Предупреждаю тебя, что 20-го апреля заседание Религиозно-Философского Общества и Григорий Алексеевич просит тебя остаться на 21-е с тем, чтобы участвовать в прениях. Это очень важно для дела, и я думаю, ты можешь принести эту жертву.
375. С.Н.Булгаков — А.С.Глинке [1151] <15.04.1912.Москва — Симб.>
15 апреля 1912 г., Москва
Воистину Воскресе!
1151
РГАЛИ, ф.142, ед.хр.198, оп.1, лл.158—159об. Из Москвы в Симбирск.
Вот привел Бог провести Страстную и Пасху под эпитимьей и в карантине, волнении и разлученности от своих. Слава Богу, все окончилось благополучно, и мы живем уже вместе. Спешу Вам написать относительно монографии о Достоевском. Во-первых, она принята пока наличным составом "Пути", нет еще ответа от Эрна (в котором я не сомневаюсь) и от Н.А.Бердяева, который (между нами!) собирается уходить из редакции, кажется. Отношения с ним за этот год до такой степени испортились, он взял такой внешний и внутренний курс поведения, что я (да и все мы) мучаемся с ним с января, и все-таки, кажется, не смогли отвратить разрыва, конечно, наиболее печального для него самого. Об этом не расскажешь, — это кошмар и чертов водевиль, но подтверждается Ваша прозорливость — тревога о нем. Очень тяжело! Если нам суждено будет увидаться, расскажу лично, а на бумаге даже и не расскажешь.
Вот Вам новая страница религиозной общественности. Боже мой! Как мы уже стары, сколько их: «Новый Путь», «Народ», «Союз христианской политики», история со Свенцицким (который оттаял, кстати, и расправляет крылья), теперь — Николай Александрвич, который уходит куда-то, вроде как в Мережковщину, но в действительности-то — просто раскапризничался.
Но возвращусь к Вашей монографии. Во-вторых, задание для монографии определяется так. Размер «Хомякова» или вообще, «Русских мыслителей» — страниц 300 этого формата. Задача, конечно, не новая характеристика или изложение творчества Достоевского, но, главным образом, жизнь в связи с творчеством или творчество на фоне жизни. Это — та задача, которую Вы некогда ставили себе в докладе, читанном в Религиозно-филосфском обществе, но здесь она должна быть выполнена со всем фактическим материалом. Значит, фактически — так мы понимаем это задание — Вам придется спрессовать биографический материал книги и пронизать его философией жизни и, стало быть, творчества.
Так нам рисуется эта задача в общем плане серии. Подумайте и напишите, приемлема ли для Вас эта задача. Причем имейте в виду, что это пишу не я, но «Путь», и что это заказ обусловленный, но в случае принятия условий, — твердый.
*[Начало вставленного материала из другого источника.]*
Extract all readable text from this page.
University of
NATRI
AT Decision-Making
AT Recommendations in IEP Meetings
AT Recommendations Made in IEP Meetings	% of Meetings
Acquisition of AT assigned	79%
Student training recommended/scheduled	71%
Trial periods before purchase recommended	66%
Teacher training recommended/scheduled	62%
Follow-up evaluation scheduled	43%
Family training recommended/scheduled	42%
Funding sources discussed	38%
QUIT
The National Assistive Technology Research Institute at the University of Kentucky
Гонорар 60—80 руб. за лист в 40000 букв (значит, не типографский). По моему мнению, для Вас было бы самое практичное, когда обдумаете план, прислать его нам, весной или осенью, во избежании недоразумений, а мы выразим свои замечания или пожелания, и Вы можете работать спокойно. Но это мой личный совет, а не «Пути». Жду от Вас ответа, чем скорее, тем лучше. Был я огорчен выгоном Экземплярского, очень религиозного человека. Относительно Тернавцева я хотел писать письмо в «Русскую Мысль», да боюсь, что запоздал. М<ожет> б<ыть> Вы захотите присоединиться. Я очень был возмущен.